To clarify the point, I will first recover from the demonstration without adding power, settling into a glide with the stall horn silent. We are flying again, I point out, under full control, albeit without power. Clearly, it’s not the throttle that causes the recovery, but moving the stick forward. Following up with another stall entry, the nose is steadily raised to prevent the descent, which means that the angle of attack, only roughly visualized by the wingtip’s relationship to the horizon, is about to become critical. Sure enough, the horn honks a warning, the airframe buffets, and the nose breaks downward. I stress the importance of a forceful recovery: a sharp shove on the stick that silences the stall horn immediately, simultaneously adding full throttle to minimize altitude loss.
What are the common mistakes observed during stall practice? Over-reliance on instrument indications, instead of looking outside, often leads to extreme nose-high attitudes during the entry, especially if the student is trying to get the stall over with as quickly as possible. Also, the nose may be allowed to wander off heading while the focus is on the declining airspeed numbers or, in the case of turning stalls, bank angle is allowed to steepen or shallow as the stick is pulled back. Failure to clear the airspace before beginning the stall maneuver is all too common; when the student’s head remains stationary, I will block the stick with my hand until they have checked for traffic.

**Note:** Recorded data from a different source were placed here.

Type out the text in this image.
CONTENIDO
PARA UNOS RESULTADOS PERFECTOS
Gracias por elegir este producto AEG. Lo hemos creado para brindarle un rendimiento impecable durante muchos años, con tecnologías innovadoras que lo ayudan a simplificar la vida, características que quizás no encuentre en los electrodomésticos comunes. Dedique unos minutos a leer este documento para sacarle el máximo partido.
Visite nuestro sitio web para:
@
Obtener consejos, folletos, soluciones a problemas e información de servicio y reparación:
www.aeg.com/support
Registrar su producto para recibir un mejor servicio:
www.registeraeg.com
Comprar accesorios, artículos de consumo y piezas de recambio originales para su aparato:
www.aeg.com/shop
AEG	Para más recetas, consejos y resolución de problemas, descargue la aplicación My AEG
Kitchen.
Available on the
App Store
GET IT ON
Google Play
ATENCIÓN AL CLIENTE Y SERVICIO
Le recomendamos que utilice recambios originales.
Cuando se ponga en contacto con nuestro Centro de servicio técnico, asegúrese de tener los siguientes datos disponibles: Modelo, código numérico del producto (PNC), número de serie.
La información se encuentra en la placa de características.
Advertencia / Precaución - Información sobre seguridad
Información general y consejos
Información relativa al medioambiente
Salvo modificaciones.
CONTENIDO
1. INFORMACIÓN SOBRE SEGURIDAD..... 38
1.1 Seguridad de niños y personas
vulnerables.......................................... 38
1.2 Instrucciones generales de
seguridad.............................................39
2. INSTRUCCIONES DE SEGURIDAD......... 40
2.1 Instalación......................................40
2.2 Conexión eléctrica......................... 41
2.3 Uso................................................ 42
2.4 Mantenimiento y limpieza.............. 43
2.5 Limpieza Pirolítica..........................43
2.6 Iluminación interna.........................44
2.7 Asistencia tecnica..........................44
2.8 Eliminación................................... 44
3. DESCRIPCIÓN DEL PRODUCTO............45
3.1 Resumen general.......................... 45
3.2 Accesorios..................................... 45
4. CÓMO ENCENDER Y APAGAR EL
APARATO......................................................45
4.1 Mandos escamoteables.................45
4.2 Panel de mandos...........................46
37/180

During recovery, students frequently mistake a lowered nose attitude for having escaped from the stall, even though the stall warning is still sounding and airspeed remains on the low end of the scale. They are trying to minimize altitude loss at the expense of failing to promptly recover. This error may crop up after having over-reacted in a previous stall recovery with a panicky negative-G dive. Neither extreme is acceptable; a timely lowering of angle of attack, sufficient to escape from the stall and return to normal straight-and-level flight, will achieve the goal of minimizing altitude loss in recovery. The other common mistake is yanking the stick back to arrest the sensation of falling right after the stall’s break; visceral cues notwithstanding, the airplane must be given time to accelerate out of the stall regime, lest it inadvertently be returned to a stalled condition.
All these common stall-practice faults result from trying to perform the maneuver in a mechanical manner, rather than by flying the airplane into and out of the stall. The goal is to remain the master of the aircraft throughout the approach and during an intentional loss of control, ensuring a well-flown recovery to controlled flight.
Once the student understands the ease of basic stall recovery, fear goes away. Then we can add the complexity of a power-on stall’s yawing motion, the confusion of a turning stall, and the wrestling match of recovery from a stall encountered with landing trim and flaps down. All are choreographed differently, but they’re all the same underneath. So, there’s no need to stall your stall practice.